Carrying four different instruments, EarthCARE is the most complex of ESA’s Earth Explorer missions – missions that return key scientific information that advances human understanding of how planet Earth works as a system and the impact that humans are having on natural processes. EarthCARE’s set of four state-of-the-art instruments will work together to provide a holistic view of the complex interplay between clouds, aerosols and radiation. This will hopefully yield new insight into Earth’s radiation balance against the backdrop of the climate crisis.

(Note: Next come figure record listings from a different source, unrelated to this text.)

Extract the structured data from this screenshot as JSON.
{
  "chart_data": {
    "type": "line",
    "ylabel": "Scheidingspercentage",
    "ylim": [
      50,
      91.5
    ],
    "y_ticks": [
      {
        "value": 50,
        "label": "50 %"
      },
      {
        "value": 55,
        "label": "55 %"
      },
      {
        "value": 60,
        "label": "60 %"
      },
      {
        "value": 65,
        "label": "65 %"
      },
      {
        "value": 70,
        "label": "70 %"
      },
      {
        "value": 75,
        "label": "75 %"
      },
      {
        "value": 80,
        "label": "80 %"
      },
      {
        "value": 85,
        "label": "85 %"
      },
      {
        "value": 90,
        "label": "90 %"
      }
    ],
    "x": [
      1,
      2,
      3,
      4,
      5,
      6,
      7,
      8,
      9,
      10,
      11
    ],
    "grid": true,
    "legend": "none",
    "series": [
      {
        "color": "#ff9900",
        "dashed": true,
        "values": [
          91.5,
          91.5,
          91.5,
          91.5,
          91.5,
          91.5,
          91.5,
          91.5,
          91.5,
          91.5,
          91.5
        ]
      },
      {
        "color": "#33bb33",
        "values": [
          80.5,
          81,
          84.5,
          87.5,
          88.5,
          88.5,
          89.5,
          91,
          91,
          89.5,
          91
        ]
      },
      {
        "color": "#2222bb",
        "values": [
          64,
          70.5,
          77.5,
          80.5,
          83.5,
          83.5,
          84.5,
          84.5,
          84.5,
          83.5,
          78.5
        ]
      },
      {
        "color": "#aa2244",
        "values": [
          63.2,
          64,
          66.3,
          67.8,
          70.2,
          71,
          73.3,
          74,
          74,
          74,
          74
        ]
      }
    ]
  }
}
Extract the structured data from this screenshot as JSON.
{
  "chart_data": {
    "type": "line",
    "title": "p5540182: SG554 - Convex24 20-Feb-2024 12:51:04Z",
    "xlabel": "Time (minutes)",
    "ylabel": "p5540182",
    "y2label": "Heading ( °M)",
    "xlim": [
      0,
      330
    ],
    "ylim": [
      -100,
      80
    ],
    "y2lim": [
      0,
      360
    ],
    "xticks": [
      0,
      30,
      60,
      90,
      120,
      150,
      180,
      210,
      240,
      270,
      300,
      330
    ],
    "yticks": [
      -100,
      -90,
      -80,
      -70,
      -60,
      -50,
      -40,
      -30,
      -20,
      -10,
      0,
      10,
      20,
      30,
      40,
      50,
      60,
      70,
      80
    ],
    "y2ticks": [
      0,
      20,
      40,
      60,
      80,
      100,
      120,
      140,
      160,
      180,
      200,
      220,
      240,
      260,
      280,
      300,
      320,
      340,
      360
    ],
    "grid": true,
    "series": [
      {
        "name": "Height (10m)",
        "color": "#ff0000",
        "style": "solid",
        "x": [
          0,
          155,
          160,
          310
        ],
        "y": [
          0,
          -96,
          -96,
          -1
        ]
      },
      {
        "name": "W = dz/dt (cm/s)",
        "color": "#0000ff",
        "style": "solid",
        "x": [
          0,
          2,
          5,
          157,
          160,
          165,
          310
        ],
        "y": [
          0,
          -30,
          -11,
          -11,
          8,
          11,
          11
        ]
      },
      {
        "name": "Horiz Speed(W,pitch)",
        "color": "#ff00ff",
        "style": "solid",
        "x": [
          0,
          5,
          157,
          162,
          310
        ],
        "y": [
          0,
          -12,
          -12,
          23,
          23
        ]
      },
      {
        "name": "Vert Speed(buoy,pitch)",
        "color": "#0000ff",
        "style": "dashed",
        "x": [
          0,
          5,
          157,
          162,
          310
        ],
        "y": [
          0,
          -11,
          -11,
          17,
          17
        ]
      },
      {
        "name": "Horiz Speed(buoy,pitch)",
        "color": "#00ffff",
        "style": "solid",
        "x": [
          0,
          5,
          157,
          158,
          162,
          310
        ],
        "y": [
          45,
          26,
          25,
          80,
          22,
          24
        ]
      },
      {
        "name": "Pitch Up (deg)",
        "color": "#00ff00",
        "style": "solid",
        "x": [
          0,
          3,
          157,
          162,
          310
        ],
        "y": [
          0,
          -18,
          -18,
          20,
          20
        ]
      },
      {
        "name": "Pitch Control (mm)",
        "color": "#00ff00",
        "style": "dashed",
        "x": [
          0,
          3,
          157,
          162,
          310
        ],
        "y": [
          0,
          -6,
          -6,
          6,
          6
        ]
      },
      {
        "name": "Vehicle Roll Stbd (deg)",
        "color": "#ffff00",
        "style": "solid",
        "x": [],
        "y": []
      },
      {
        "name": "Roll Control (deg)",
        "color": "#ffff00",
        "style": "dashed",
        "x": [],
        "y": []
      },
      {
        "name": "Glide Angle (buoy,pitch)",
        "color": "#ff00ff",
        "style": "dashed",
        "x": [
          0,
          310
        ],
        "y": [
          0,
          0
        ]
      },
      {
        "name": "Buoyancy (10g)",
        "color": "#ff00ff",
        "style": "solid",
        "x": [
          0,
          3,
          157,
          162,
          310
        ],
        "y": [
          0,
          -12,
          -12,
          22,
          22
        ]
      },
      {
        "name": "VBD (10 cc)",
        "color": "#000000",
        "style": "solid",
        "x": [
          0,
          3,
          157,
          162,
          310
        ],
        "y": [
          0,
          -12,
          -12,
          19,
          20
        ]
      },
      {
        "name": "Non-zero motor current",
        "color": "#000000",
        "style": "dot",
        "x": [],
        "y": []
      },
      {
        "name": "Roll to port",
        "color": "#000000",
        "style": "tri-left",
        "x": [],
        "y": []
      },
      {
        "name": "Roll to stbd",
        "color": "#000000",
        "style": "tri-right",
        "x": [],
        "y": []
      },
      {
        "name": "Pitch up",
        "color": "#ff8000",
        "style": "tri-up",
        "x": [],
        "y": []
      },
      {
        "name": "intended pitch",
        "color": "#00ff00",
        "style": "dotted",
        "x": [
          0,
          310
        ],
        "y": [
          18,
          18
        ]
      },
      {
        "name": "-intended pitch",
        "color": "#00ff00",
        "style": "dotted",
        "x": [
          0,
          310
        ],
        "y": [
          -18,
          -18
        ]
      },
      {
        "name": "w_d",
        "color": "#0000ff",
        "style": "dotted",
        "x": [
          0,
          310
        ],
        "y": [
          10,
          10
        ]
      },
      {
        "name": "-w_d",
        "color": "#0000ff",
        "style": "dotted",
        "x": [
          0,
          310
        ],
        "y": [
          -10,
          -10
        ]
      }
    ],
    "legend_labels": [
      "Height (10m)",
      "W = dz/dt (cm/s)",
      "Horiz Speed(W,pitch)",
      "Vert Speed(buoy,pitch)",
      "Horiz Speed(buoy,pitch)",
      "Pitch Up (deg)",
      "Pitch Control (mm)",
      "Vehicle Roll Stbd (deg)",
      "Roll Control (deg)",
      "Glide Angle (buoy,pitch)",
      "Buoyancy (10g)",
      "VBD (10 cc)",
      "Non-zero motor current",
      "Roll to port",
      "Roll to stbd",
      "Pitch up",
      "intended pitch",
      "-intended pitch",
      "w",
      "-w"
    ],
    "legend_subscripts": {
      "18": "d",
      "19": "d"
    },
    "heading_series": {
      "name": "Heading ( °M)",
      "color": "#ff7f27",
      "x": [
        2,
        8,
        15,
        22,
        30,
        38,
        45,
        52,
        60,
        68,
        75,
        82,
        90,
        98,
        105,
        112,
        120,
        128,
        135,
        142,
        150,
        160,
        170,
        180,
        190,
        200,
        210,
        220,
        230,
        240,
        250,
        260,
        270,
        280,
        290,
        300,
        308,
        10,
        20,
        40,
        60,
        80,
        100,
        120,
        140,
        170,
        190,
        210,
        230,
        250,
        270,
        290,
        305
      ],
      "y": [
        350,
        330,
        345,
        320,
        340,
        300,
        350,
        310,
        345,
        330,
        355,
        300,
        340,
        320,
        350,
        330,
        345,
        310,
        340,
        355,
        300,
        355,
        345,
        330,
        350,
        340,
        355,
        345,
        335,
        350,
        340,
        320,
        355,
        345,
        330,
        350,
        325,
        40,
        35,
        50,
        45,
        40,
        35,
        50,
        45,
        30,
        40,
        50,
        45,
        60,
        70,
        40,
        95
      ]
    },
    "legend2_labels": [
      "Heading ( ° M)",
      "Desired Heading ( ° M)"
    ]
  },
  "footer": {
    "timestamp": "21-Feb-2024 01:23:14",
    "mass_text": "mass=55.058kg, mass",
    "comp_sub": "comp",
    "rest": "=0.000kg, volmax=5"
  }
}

With the climate crisis increasingly tightening its grip, ESA developed the Earth Cloud Aerosol and Radiation Explorer, or (EarthCARE), to shed new light on the complex interactions between clouds, aerosols and radiation within the Earth’s atmosphere. Energy in the atmosphere is a balance between incoming radiation from the Sun, which heats the Earth system, and outgoing thermal radiation, which cools Earth. While experts agree that clouds play an extremely important role in atmospheric heating and cooling, clouds remain one of the biggest uncertainties in human understanding of how the atmosphere drives the climate system.

Airbus EarthCARE Project Leader, Maximilian Sauer, said, “EarthCARE took 15 years to develop with experts involved from over 15 countries in Europe as well as Canada, USA and Japan. And thanks to this hard work, we have a satellite that is set to enhance climate models.”